Beijing — Bloomberg today announced that it will add Chinese RMB-denominated government and policy bank securities to the Bloomberg Barclays Global Aggregate Index, once several planned operational enhancements are implemented by the People’s Bank of China (PBoC) and Ministry of Finance. The addition of these securities will be phased in over a 20-month period starting April 2019.
When fully accounted for in the Global Aggregate Index, local currency Chinese bonds will be the fourth largest currency component following the US dollar, euro and Japanese yen. Using data as of January 31, 2018, the index would include 386 Chinese securities and represent 5.49% of a $53.73 trillion index.
“Today’s announcement recognizes China’s continued efforts over recent years to enhance access to the world’s third-largest bond market,” said Michael Bloomberg, founder of Bloomberg LP and Chair of the Working Group on U.S. RMB Trading and Clearing. “It is a testament to China’s firm commitment to financial reforms and the pace of change taking place in its bond market, and another important step for China’s integration with global financial markets.”

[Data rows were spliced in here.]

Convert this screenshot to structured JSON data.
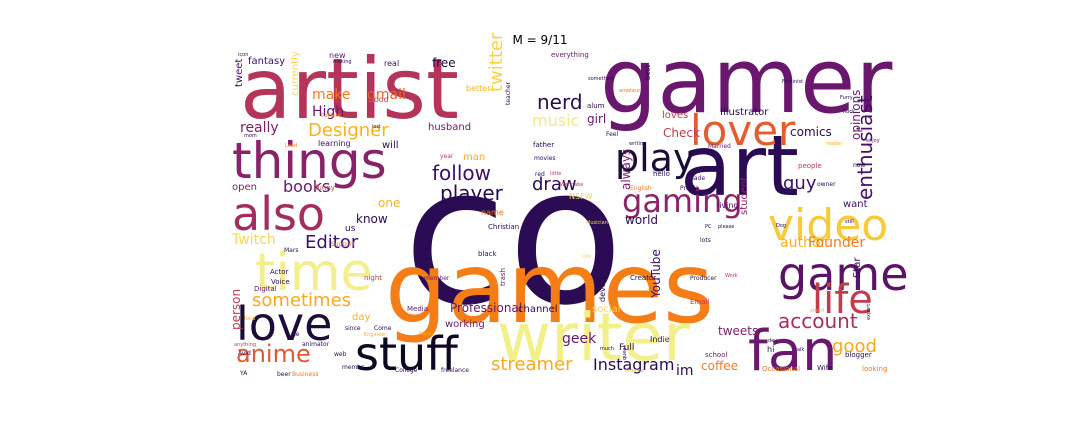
{
  "chart_data": {
    "type": "wordcloud",
    "title": "M = 9/11",
    "words": [
      {
        "text": "co",
        "weight": 100,
        "color": "#2a0b54"
      },
      {
        "text": "games",
        "weight": 86,
        "color": "#f57d15"
      },
      {
        "text": "gamer",
        "weight": 82,
        "color": "#6a176e"
      },
      {
        "text": "artist",
        "weight": 80,
        "color": "#b5345a"
      },
      {
        "text": "art",
        "weight": 74,
        "color": "#2a0b54"
      },
      {
        "text": "writer",
        "weight": 66,
        "color": "#f3f08a"
      },
      {
        "text": "fan",
        "weight": 56,
        "color": "#6a176e"
      },
      {
        "text": "time",
        "weight": 54,
        "color": "#f5ee8c"
      },
      {
        "text": "things",
        "weight": 50,
        "color": "#8a2269"
      },
      {
        "text": "also",
        "weight": 48,
        "color": "#a52c60"
      },
      {
        "text": "game",
        "weight": 46,
        "color": "#5b1368"
      },
      {
        "text": "video",
        "weight": 46,
        "color": "#f8c93b"
      },
      {
        "text": "lover",
        "weight": 44,
        "color": "#e35d2f"
      },
      {
        "text": "love",
        "weight": 42,
        "color": "#1c0c3a"
      },
      {
        "text": "stuff",
        "weight": 42,
        "color": "#0f0820"
      },
      {
        "text": "life",
        "weight": 38,
        "color": "#c13c4c"
      },
      {
        "text": "play",
        "weight": 36,
        "color": "#1c0c3a"
      },
      {
        "text": "gaming",
        "weight": 32,
        "color": "#8e2468"
      },
      {
        "text": "anime",
        "weight": 28,
        "color": "#df5a35"
      },
      {
        "text": "account",
        "weight": 24,
        "color": "#a82e5f"
      },
      {
        "text": "Designer",
        "weight": 22,
        "color": "#f9b21c"
      },
      {
        "text": "sometimes",
        "weight": 22,
        "color": "#f9a81a"
      },
      {
        "text": "follow",
        "weight": 22,
        "color": "#3b0f70"
      },
      {
        "text": "nerd",
        "weight": 22,
        "color": "#2a0b54"
      },
      {
        "text": "twitter",
        "weight": 22,
        "color": "#f8d23c"
      },
      {
        "text": "music",
        "weight": 20,
        "color": "#f5e78a"
      },
      {
        "text": "enthusiast",
        "weight": 20,
        "color": "#4b0c6b"
      },
      {
        "text": "Editor",
        "weight": 20,
        "color": "#3b0f70"
      },
      {
        "text": "player",
        "weight": 20,
        "color": "#2a0b54"
      },
      {
        "text": "streamer",
        "weight": 20,
        "color": "#f9a81a"
      },
      {
        "text": "Instagram",
        "weight": 18,
        "color": "#2a0b54"
      },
      {
        "text": "books",
        "weight": 18,
        "color": "#6a176e"
      },
      {
        "text": "guy",
        "weight": 18,
        "color": "#3b0f70"
      },
      {
        "text": "good",
        "weight": 18,
        "color": "#f9a81a"
      },
      {
        "text": "draw",
        "weight": 18,
        "color": "#2a0b54"
      },
      {
        "text": "Twitch",
        "weight": 16,
        "color": "#f9d55a"
      },
      {
        "text": "really",
        "weight": 16,
        "color": "#7b1d6b"
      },
      {
        "text": "make",
        "weight": 16,
        "color": "#f27a1d"
      },
      {
        "text": "High",
        "weight": 14,
        "color": "#6a176e"
      },
      {
        "text": "gmail",
        "weight": 16,
        "color": "#e8652a"
      },
      {
        "text": "person",
        "weight": 14,
        "color": "#c13c4c"
      },
      {
        "text": "geek",
        "weight": 16,
        "color": "#6a176e"
      },
      {
        "text": "author",
        "weight": 16,
        "color": "#f9b21c"
      },
      {
        "text": "Founder",
        "weight": 14,
        "color": "#f27a1d"
      },
      {
        "text": "Professional",
        "weight": 14,
        "color": "#6a176e"
      },
      {
        "text": "YouTube",
        "weight": 14,
        "color": "#3b0f70"
      },
      {
        "text": "tweets",
        "weight": 14,
        "color": "#7b1d6b"
      },
      {
        "text": "comics",
        "weight": 14,
        "color": "#2a0b54"
      },
      {
        "text": "Check",
        "weight": 14,
        "color": "#c13c4c"
      },
      {
        "text": "always",
        "weight": 12,
        "color": "#7b1d6b"
      },
      {
        "text": "world",
        "weight": 14,
        "color": "#2a0b54"
      },
      {
        "text": "know",
        "weight": 14,
        "color": "#2a0b54"
      },
      {
        "text": "one",
        "weight": 14,
        "color": "#f9b21c"
      },
      {
        "text": "fantasy",
        "weight": 12,
        "color": "#3b0f70"
      },
      {
        "text": "free",
        "weight": 14,
        "color": "#1c0c3a"
      },
      {
        "text": "husband",
        "weight": 12,
        "color": "#6a176e"
      },
      {
        "text": "girl",
        "weight": 14,
        "color": "#6a176e"
      },
      {
        "text": "loves",
        "weight": 12,
        "color": "#c13c4c"
      },
      {
        "text": "opinions",
        "weight": 12,
        "color": "#6a176e"
      },
      {
        "text": "student",
        "weight": 12,
        "color": "#8a2269"
      },
      {
        "text": "want",
        "weight": 12,
        "color": "#3b0f70"
      },
      {
        "text": "Illustrator",
        "weight": 12,
        "color": "#2a0b54"
      },
      {
        "text": "im",
        "weight": 16,
        "color": "#2a0b54"
      },
      {
        "text": "coffee",
        "weight": 14,
        "color": "#f27a1d"
      },
      {
        "text": "channel",
        "weight": 12,
        "color": "#2a0b54"
      },
      {
        "text": "day",
        "weight": 12,
        "color": "#f9b21c"
      },
      {
        "text": "working",
        "weight": 11,
        "color": "#6a176e"
      },
      {
        "text": "Star",
        "weight": 12,
        "color": "#2a0b54"
      },
      {
        "text": "social",
        "weight": 12,
        "color": "#f9d55a"
      },
      {
        "text": "open",
        "weight": 11,
        "color": "#7b1d6b"
      },
      {
        "text": "tweet",
        "weight": 12,
        "color": "#4b0c6b"
      },
      {
        "text": "will",
        "weight": 11,
        "color": "#2a0b54"
      },
      {
        "text": "living",
        "weight": 10,
        "color": "#4b0c6b"
      },
      {
        "text": "learning",
        "weight": 10,
        "color": "#4b0c6b"
      },
      {
        "text": "man",
        "weight": 11,
        "color": "#f9a81a"
      },
      {
        "text": "name",
        "weight": 10,
        "color": "#f27a1d"
      },
      {
        "text": "Full",
        "weight": 10,
        "color": "#2a0b54"
      },
      {
        "text": "Indie",
        "weight": 10,
        "color": "#2a0b54"
      },
      {
        "text": "developer",
        "weight": 9,
        "color": "#2a0b54"
      },
      {
        "text": "better",
        "weight": 9,
        "color": "#f9b21c"
      },
      {
        "text": "currently",
        "weight": 10,
        "color": "#f9d55a"
      },
      {
        "text": "new",
        "weight": 9,
        "color": "#6a176e"
      },
      {
        "text": "real",
        "weight": 8,
        "color": "#3b0f70"
      },
      {
        "text": "food",
        "weight": 8,
        "color": "#c13c4c"
      },
      {
        "text": "hello",
        "weight": 8,
        "color": "#2a0b54"
      },
      {
        "text": "made",
        "weight": 7,
        "color": "#3b0f70"
      },
      {
        "text": "NSFW",
        "weight": 9,
        "color": "#f9d55a"
      },
      {
        "text": "us",
        "weight": 10,
        "color": "#2a0b54"
      },
      {
        "text": "funny",
        "weight": 8,
        "color": "#c13c4c"
      },
      {
        "text": "Email",
        "weight": 8,
        "color": "#c13c4c"
      },
      {
        "text": "Creator",
        "weight": 8,
        "color": "#2a0b54"
      },
      {
        "text": "Producer",
        "weight": 7,
        "color": "#2a0b54"
      },
      {
        "text": "hi",
        "weight": 9,
        "color": "#2a0b54"
      },
      {
        "text": "blogger",
        "weight": 8,
        "color": "#2a0b54"
      },
      {
        "text": "looking",
        "weight": 8,
        "color": "#f27a1d"
      },
      {
        "text": "Wife",
        "weight": 8,
        "color": "#2a0b54"
      },
      {
        "text": "Occasional",
        "weight": 8,
        "color": "#f27a1d"
      },
      {
        "text": "school",
        "weight": 8,
        "color": "#6a176e"
      },
      {
        "text": "Instagram",
        "weight": 1,
        "color": "#2a0b54"
      },
      {
        "text": "College",
        "weight": 7,
        "color": "#2a0b54"
      },
      {
        "text": "freelance",
        "weight": 7,
        "color": "#2a0b54"
      },
      {
        "text": "Business",
        "weight": 7,
        "color": "#f27a1d"
      },
      {
        "text": "memes",
        "weight": 7,
        "color": "#2a0b54"
      },
      {
        "text": "web",
        "weight": 7,
        "color": "#2a0b54"
      },
      {
        "text": "beer",
        "weight": 7,
        "color": "#2a0b54"
      },
      {
        "text": "animator",
        "weight": 6,
        "color": "#2a0b54"
      },
      {
        "text": "Engineer",
        "weight": 6,
        "color": "#f9b21c"
      },
      {
        "text": "Media",
        "weight": 7,
        "color": "#6a176e"
      },
      {
        "text": "Actor",
        "weight": 7,
        "color": "#2a0b54"
      },
      {
        "text": "Voice",
        "weight": 7,
        "color": "#2a0b54"
      },
      {
        "text": "Digital",
        "weight": 7,
        "color": "#6a176e"
      },
      {
        "text": "night",
        "weight": 7,
        "color": "#c13c4c"
      },
      {
        "text": "member",
        "weight": 6,
        "color": "#6a176e"
      },
      {
        "text": "black",
        "weight": 7,
        "color": "#2a0b54"
      },
      {
        "text": "trash",
        "weight": 7,
        "color": "#6a176e"
      },
      {
        "text": "Christian",
        "weight": 7,
        "color": "#2a0b54"
      },
      {
        "text": "personal",
        "weight": 7,
        "color": "#2a0b54"
      },
      {
        "text": "English",
        "weight": 7,
        "color": "#f27a1d"
      },
      {
        "text": "Profile",
        "weight": 7,
        "color": "#2a0b54"
      },
      {
        "text": "Married",
        "weight": 7,
        "color": "#6a176e"
      },
      {
        "text": "Feel",
        "weight": 7,
        "color": "#2a0b54"
      },
      {
        "text": "father",
        "weight": 8,
        "color": "#2a0b54"
      },
      {
        "text": "movies",
        "weight": 7,
        "color": "#2a0b54"
      },
      {
        "text": "alum",
        "weight": 8,
        "color": "#2a0b54"
      },
      {
        "text": "teacher",
        "weight": 6,
        "color": "#2a0b54"
      },
      {
        "text": "everything",
        "weight": 7,
        "color": "#6a176e"
      },
      {
        "text": "something",
        "weight": 6,
        "color": "#2a0b54"
      },
      {
        "text": "best",
        "weight": 7,
        "color": "#2a0b54"
      },
      {
        "text": "amateur",
        "weight": 6,
        "color": "#f27a1d"
      },
      {
        "text": "Feminist",
        "weight": 6,
        "color": "#2a0b54"
      },
      {
        "text": "Furry",
        "weight": 6,
        "color": "#2a0b54"
      },
      {
        "text": "Rock",
        "weight": 6,
        "color": "#2a0b54"
      },
      {
        "text": "enjoy",
        "weight": 6,
        "color": "#6a176e"
      },
      {
        "text": "owner",
        "weight": 7,
        "color": "#2a0b54"
      },
      {
        "text": "now",
        "weight": 7,
        "color": "#2a0b54"
      },
      {
        "text": "people",
        "weight": 8,
        "color": "#c13c4c"
      },
      {
        "text": "still",
        "weight": 6,
        "color": "#2a0b54"
      },
      {
        "text": "lots",
        "weight": 7,
        "color": "#2a0b54"
      },
      {
        "text": "please",
        "weight": 6,
        "color": "#2a0b54"
      },
      {
        "text": "Dog",
        "weight": 6,
        "color": "#2a0b54"
      },
      {
        "text": "PC",
        "weight": 6,
        "color": "#2a0b54"
      },
      {
        "text": "Work",
        "weight": 6,
        "color": "#c13c4c"
      },
      {
        "text": "talk",
        "weight": 6,
        "color": "#2a0b54"
      },
      {
        "text": "dev",
        "weight": 6,
        "color": "#2a0b54"
      },
      {
        "text": "expert",
        "weight": 5,
        "color": "#2a0b54"
      },
      {
        "text": "queer",
        "weight": 6,
        "color": "#2a0b54"
      },
      {
        "text": "much",
        "weight": 6,
        "color": "#2a0b54"
      },
      {
        "text": "writing",
        "weight": 6,
        "color": "#2a0b54"
      },
      {
        "text": "year",
        "weight": 6,
        "color": "#c13c4c"
      },
      {
        "text": "red",
        "weight": 7,
        "color": "#2a0b54"
      },
      {
        "text": "little",
        "weight": 6,
        "color": "#c13c4c"
      },
      {
        "text": "Wannabe",
        "weight": 6,
        "color": "#c13c4c"
      },
      {
        "text": "anything",
        "weight": 6,
        "color": "#c13c4c"
      },
      {
        "text": "YA",
        "weight": 6,
        "color": "#2a0b54"
      },
      {
        "text": "de",
        "weight": 7,
        "color": "#2a0b54"
      },
      {
        "text": "since",
        "weight": 6,
        "color": "#2a0b54"
      },
      {
        "text": "Come",
        "weight": 6,
        "color": "#2a0b54"
      },
      {
        "text": "Mars",
        "weight": 6,
        "color": "#2a0b54"
      },
      {
        "text": "Support",
        "weight": 6,
        "color": "#f27a1d"
      },
      {
        "text": "Content",
        "weight": 6,
        "color": "#f27a1d"
      },
      {
        "text": "Lead",
        "weight": 5,
        "color": "#f27a1d"
      },
      {
        "text": "mom",
        "weight": 5,
        "color": "#2a0b54"
      },
      {
        "text": "icon",
        "weight": 5,
        "color": "#2a0b54"
      },
      {
        "text": "making",
        "weight": 6,
        "color": "#2a0b54"
      },
      {
        "text": "lost",
        "weight": 5,
        "color": "#2a0b54"
      },
      {
        "text": "Avid",
        "weight": 6,
        "color": "#2a0b54"
      },
      {
        "text": "happy",
        "weight": 6,
        "color": "#f9b21c"
      },
      {
        "text": "reader",
        "weight": 5,
        "color": "#f9b21c"
      },
      {
        "text": "smart",
        "weight": 5,
        "color": "#f9b21c"
      },
      {
        "text": "science",
        "weight": 5,
        "color": "#f9b21c"
      },
      {
        "text": "Musician",
        "weight": 6,
        "color": "#f9d55a"
      },
      {
        "text": "side",
        "weight": 5,
        "color": "#f9d55a"
      },
      {
        "text": "Life",
        "weight": 5,
        "color": "#f9d55a"
      },
      {
        "text": "hard",
        "weight": 5,
        "color": "#f9b21c"
      }
    ]
  }
}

In order to be considered for inclusion in the Global Aggregate Index, a local currency debt market must be classified as investment grade and its currency must be freely tradable, convertible, hedgeable, and free of capital controls. Ongoing enhancements from the PBoC have resulted in RMB-denominated securities meeting these absolute index rules.
Additional enhancements are required prior to the planned inclusion date to increase investor confidence and to improve market accessibility. Among these are: the implementation of delivery vs. payment settlement, ability to allocate block trades across portfolios, and clarification on tax collection policies. Should progress on these enhancements be delayed, China’s inclusion in the Global Aggregate Index and other Bloomberg Barclays Indices may also be delayed.
“Bloomberg’s inclusion of RMB-denominated bonds in the most widely-used fixed income benchmarks represents a pivotal development for investors around the world,” said Henry M. Paulson, Co-Chair of The Working Group on U.S. RMB Trading and Clearing. “China’s new position in international bond portfolios will pave the way for robust market activity and support continued financial reforms.”
“The Chinese interbank bond markets continue to evolve, and Bloomberg will reflect the maturation of this asset class in our global benchmarks,” said Steve Berkley, Global Head of Bloomberg Indices. “Following our introduction of the China Aggregate index in 2004 and the +China indices in 2017, the official inclusion of RMB-denominated securities in the Global Aggregate Index reflects the next natural step expected by global investors.”
In addition to the Global Aggregate Index, Chinese RMB-denominated debt will be eligible for inclusion in the Global Treasury and EM Local Currency Government Indices starting April 2019.
The planned inclusion of the Chinese market in the Global Aggregate, Global Treasury, and EM Local Currency Government Indices will be phased in over a 20-month period, starting in April 2019 with a scaling factor of 5% and increasing in 5% increments each month. Bloomberg will review the speed of implementation on an annual basis, per the company’s governance process.
Bloomberg will create ex-China versions of the Global Aggregate, Global Treasury and EM Local Currency Government Indices for index users who wish to track benchmarks that exclude China. Bloomberg will also offer to create customized capped versions of the indices for investors looking to limit exposure to China.